Hatsume's eyes lit up with a terrifying, creative fire. "Fix it? Oh, I can do more than fix it! I can make it better! Stronger! Faster! This baby is crying out for some upgrades! Imagine this with integrated rocket thrusters! A deployable energy shield in the cape! A beverage dispenser in the belt!"
"I just want the zipper fixed," Saitama insisted, his voice flat.
"Of course, of course, the zipper first!" she said, already dragging his precious suit into the chaotic, oil-stained depths of her lab. "But you just wait! When I'm done, this baby will be the pinnacle of hero support technology!"
She disappeared behind a wall of sparking machinery.
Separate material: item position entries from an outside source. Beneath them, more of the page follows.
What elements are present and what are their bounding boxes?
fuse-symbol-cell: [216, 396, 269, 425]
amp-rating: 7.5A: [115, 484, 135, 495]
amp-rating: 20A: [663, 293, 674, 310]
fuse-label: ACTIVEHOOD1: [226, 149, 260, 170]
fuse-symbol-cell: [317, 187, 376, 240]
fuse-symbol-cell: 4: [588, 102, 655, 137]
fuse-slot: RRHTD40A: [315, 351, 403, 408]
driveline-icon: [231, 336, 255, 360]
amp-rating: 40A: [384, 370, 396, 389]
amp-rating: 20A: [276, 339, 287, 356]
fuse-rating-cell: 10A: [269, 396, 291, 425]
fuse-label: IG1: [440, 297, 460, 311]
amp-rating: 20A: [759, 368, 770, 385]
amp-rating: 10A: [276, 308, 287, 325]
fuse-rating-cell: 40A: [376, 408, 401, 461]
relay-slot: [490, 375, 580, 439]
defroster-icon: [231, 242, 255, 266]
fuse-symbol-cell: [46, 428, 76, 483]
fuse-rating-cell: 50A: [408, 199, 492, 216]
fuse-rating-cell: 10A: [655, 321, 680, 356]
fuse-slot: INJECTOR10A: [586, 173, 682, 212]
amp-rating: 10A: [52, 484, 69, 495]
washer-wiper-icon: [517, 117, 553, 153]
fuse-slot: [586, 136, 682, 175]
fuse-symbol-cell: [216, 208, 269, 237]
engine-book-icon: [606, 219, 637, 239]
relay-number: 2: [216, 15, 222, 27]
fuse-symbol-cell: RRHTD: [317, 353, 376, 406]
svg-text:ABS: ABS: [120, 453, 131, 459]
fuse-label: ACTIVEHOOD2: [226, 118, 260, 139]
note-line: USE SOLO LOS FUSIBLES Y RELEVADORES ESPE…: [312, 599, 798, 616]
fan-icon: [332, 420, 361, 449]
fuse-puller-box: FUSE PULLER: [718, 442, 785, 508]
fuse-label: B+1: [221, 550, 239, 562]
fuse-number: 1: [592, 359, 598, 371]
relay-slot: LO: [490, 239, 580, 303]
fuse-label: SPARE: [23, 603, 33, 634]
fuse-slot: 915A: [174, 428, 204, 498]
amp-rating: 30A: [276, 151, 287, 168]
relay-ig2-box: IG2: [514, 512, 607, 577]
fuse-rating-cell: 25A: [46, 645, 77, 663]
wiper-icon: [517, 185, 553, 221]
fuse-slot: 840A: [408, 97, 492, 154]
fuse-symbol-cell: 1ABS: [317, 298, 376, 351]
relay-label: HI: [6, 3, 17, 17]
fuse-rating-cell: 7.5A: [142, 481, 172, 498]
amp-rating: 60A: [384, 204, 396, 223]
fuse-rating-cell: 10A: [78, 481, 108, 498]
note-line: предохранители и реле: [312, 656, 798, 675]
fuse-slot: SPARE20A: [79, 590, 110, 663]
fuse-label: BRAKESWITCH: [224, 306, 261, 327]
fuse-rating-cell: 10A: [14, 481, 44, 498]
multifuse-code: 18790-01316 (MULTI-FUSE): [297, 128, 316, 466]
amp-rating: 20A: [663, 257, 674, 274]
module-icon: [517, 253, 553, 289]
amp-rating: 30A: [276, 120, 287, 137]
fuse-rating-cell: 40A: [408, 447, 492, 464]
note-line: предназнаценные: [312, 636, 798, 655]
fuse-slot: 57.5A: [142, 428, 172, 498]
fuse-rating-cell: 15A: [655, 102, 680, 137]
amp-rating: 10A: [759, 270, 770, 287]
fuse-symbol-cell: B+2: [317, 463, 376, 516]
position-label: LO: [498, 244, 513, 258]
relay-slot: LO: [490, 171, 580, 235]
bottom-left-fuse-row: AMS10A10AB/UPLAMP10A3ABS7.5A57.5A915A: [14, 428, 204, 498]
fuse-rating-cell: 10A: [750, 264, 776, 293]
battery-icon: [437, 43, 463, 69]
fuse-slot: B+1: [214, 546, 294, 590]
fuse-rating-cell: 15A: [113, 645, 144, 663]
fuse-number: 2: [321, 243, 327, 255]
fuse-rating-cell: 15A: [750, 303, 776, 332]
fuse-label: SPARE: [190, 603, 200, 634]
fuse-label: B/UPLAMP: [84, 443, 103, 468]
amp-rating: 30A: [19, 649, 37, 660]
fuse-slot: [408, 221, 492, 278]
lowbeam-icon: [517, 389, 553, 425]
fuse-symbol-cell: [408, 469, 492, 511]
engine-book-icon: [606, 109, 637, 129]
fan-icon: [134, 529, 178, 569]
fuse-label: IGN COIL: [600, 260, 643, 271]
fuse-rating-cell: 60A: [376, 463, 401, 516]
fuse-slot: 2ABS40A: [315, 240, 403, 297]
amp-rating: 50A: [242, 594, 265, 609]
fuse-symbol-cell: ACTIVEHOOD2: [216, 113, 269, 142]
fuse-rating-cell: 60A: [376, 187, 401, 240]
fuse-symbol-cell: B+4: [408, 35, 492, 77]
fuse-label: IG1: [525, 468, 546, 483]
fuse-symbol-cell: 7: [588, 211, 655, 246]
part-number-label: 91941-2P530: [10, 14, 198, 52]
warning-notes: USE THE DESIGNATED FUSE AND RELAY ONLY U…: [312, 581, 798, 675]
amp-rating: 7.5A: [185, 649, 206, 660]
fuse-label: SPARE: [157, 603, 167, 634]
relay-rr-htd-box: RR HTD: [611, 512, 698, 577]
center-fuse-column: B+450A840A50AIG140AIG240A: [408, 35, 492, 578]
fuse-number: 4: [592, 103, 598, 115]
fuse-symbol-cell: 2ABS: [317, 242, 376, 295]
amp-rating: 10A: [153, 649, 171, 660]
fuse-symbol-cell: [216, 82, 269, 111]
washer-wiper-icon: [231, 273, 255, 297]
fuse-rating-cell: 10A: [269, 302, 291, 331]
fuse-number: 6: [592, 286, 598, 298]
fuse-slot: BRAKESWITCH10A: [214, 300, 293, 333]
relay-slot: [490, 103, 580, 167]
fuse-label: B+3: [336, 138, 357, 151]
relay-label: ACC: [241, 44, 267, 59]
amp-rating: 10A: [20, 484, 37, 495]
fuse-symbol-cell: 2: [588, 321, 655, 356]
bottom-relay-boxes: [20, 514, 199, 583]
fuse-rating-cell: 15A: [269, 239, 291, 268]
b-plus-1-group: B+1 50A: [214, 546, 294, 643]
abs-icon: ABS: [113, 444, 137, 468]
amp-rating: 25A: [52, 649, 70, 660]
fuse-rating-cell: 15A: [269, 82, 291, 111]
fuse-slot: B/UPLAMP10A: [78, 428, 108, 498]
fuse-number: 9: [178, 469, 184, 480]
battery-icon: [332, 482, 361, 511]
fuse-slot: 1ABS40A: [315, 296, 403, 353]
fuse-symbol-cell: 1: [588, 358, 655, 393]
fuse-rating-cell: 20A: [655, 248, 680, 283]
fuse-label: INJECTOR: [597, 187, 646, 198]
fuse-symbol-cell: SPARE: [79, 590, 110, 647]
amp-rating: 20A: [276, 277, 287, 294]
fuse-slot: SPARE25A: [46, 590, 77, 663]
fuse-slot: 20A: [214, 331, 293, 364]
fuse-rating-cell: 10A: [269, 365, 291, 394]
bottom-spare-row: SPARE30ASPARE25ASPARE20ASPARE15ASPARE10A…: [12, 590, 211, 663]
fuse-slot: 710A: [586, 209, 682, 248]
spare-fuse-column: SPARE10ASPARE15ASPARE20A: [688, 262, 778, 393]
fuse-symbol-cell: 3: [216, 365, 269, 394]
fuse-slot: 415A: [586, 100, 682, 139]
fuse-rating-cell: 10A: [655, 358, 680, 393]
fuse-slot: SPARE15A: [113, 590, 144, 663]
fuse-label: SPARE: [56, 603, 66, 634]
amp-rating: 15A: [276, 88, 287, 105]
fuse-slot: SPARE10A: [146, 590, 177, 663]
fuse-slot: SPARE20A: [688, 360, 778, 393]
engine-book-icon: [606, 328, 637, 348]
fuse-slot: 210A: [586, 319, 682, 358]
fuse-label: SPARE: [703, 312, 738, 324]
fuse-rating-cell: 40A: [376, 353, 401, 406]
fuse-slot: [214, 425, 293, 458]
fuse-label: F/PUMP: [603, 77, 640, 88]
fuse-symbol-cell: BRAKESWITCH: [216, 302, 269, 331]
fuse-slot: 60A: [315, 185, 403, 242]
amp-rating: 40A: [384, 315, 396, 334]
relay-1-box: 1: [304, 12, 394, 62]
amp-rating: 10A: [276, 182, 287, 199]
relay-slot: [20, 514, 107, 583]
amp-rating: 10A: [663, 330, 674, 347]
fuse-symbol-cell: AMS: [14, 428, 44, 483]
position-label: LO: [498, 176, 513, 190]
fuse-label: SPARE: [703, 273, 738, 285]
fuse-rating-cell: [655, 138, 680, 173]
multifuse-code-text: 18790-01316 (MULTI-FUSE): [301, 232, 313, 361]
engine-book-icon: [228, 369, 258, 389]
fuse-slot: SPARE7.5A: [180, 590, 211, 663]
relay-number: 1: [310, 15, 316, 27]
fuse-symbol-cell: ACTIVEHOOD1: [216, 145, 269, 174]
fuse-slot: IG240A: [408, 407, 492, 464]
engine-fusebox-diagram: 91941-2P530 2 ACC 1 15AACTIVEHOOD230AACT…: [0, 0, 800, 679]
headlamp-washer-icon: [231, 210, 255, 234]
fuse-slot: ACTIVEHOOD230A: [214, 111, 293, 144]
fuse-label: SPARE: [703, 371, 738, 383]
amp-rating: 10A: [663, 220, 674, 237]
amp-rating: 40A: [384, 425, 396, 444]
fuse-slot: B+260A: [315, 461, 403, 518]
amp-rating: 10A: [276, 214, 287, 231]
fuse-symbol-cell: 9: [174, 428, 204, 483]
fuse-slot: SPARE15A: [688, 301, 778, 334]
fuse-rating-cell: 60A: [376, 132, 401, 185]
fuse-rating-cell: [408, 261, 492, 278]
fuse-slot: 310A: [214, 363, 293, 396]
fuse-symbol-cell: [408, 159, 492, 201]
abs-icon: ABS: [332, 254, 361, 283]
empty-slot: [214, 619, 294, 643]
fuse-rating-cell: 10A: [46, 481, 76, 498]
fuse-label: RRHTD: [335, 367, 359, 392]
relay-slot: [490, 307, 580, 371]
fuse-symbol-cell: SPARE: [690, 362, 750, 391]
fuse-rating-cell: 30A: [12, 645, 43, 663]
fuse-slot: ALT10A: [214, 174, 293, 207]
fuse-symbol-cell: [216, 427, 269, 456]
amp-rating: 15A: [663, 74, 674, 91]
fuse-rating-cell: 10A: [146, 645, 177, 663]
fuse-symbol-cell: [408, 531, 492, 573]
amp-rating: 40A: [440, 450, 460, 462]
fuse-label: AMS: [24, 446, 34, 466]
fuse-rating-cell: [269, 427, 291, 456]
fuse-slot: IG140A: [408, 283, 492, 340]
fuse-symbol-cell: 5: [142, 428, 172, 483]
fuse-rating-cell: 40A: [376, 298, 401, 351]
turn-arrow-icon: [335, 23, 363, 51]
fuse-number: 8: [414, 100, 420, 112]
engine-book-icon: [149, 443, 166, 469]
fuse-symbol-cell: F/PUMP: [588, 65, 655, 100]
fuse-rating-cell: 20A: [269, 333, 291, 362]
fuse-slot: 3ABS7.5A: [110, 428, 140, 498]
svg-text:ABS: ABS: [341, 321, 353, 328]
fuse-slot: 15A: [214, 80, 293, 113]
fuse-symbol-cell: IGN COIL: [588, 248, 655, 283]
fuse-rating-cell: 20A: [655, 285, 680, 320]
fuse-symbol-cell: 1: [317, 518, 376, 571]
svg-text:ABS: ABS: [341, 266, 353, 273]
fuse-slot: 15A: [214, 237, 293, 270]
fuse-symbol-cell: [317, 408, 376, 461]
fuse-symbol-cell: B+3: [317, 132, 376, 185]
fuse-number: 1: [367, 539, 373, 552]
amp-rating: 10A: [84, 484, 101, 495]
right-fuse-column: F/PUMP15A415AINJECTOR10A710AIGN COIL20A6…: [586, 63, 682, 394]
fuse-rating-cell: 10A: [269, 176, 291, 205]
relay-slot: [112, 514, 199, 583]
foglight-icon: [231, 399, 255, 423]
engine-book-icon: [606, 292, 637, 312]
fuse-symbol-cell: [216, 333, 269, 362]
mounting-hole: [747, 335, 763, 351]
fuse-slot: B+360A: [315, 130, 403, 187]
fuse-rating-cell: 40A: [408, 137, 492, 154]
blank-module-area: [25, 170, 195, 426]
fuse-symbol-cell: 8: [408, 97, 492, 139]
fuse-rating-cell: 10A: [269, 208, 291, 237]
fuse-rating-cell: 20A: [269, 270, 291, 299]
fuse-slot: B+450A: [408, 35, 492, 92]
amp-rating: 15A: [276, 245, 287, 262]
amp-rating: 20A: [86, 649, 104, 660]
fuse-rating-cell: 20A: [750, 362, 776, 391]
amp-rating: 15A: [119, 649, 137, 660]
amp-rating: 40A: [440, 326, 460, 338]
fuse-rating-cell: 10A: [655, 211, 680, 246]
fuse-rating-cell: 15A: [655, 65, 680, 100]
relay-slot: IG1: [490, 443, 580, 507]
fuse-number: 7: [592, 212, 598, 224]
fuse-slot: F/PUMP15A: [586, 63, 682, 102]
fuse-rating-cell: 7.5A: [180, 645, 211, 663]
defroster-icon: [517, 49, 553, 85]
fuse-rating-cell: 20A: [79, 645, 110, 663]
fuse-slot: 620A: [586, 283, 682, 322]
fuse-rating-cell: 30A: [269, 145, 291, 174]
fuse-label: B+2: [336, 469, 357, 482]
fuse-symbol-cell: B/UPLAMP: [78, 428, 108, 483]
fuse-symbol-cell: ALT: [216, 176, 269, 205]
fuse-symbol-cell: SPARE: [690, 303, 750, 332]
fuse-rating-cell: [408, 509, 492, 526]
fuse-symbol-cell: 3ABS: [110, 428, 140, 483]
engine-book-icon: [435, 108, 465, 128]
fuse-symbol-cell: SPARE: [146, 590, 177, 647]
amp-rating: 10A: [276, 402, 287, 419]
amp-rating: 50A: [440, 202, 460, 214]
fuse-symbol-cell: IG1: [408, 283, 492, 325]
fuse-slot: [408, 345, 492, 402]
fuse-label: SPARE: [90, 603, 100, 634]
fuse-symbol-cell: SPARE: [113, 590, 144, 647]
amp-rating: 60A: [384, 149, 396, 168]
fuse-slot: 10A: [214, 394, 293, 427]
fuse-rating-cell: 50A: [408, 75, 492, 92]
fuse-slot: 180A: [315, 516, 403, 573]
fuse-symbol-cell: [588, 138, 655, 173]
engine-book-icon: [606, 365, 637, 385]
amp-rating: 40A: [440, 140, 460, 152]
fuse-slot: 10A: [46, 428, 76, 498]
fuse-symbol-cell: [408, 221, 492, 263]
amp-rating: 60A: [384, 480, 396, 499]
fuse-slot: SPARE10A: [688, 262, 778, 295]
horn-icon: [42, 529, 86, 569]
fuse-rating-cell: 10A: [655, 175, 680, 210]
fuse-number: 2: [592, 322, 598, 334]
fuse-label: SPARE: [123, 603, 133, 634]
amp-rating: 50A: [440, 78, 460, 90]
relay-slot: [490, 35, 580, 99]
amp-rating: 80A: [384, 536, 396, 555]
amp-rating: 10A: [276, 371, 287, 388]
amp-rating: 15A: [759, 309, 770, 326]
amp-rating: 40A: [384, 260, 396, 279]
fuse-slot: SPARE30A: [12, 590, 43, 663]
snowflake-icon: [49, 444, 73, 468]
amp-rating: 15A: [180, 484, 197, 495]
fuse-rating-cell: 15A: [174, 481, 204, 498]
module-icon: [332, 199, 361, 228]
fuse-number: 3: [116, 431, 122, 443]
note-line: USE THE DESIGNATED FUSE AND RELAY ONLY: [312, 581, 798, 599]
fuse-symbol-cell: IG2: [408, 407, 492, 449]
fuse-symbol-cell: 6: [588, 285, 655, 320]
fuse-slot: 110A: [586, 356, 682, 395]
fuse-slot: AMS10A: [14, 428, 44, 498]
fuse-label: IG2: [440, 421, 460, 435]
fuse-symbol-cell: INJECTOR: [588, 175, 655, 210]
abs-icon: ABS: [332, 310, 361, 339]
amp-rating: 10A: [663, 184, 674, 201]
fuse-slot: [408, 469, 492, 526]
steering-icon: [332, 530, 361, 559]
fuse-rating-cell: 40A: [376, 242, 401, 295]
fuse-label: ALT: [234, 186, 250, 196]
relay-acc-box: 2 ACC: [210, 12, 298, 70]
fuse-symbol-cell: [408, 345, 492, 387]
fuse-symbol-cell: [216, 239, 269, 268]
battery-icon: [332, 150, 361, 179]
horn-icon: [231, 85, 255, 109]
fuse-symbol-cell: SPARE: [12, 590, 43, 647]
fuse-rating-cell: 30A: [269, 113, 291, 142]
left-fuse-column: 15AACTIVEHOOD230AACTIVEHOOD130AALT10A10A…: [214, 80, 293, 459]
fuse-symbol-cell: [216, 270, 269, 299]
Saitama was left standing in the hallway, wearing only his standard-issue U.A. tracksuit, feeling oddly naked without his uniform.
Across campus, in a quiet office, Toshinori Yagi sat with a pale and determined Izuku Midoriya. "The world will be watching you at the Sports Festival, my boy," the skeletal hero said, his voice grave. "You now carry the weight of One For All. You must smile in the face of pressure and show them… that you are here."
Midoriya nodded, his hands clenched into fists, the burden of a legacy weighing heavily on his young shoulders. The fate of the world, the future of heroism, rested upon him.
Saitama just hoped he'd get his suit back before the weekend.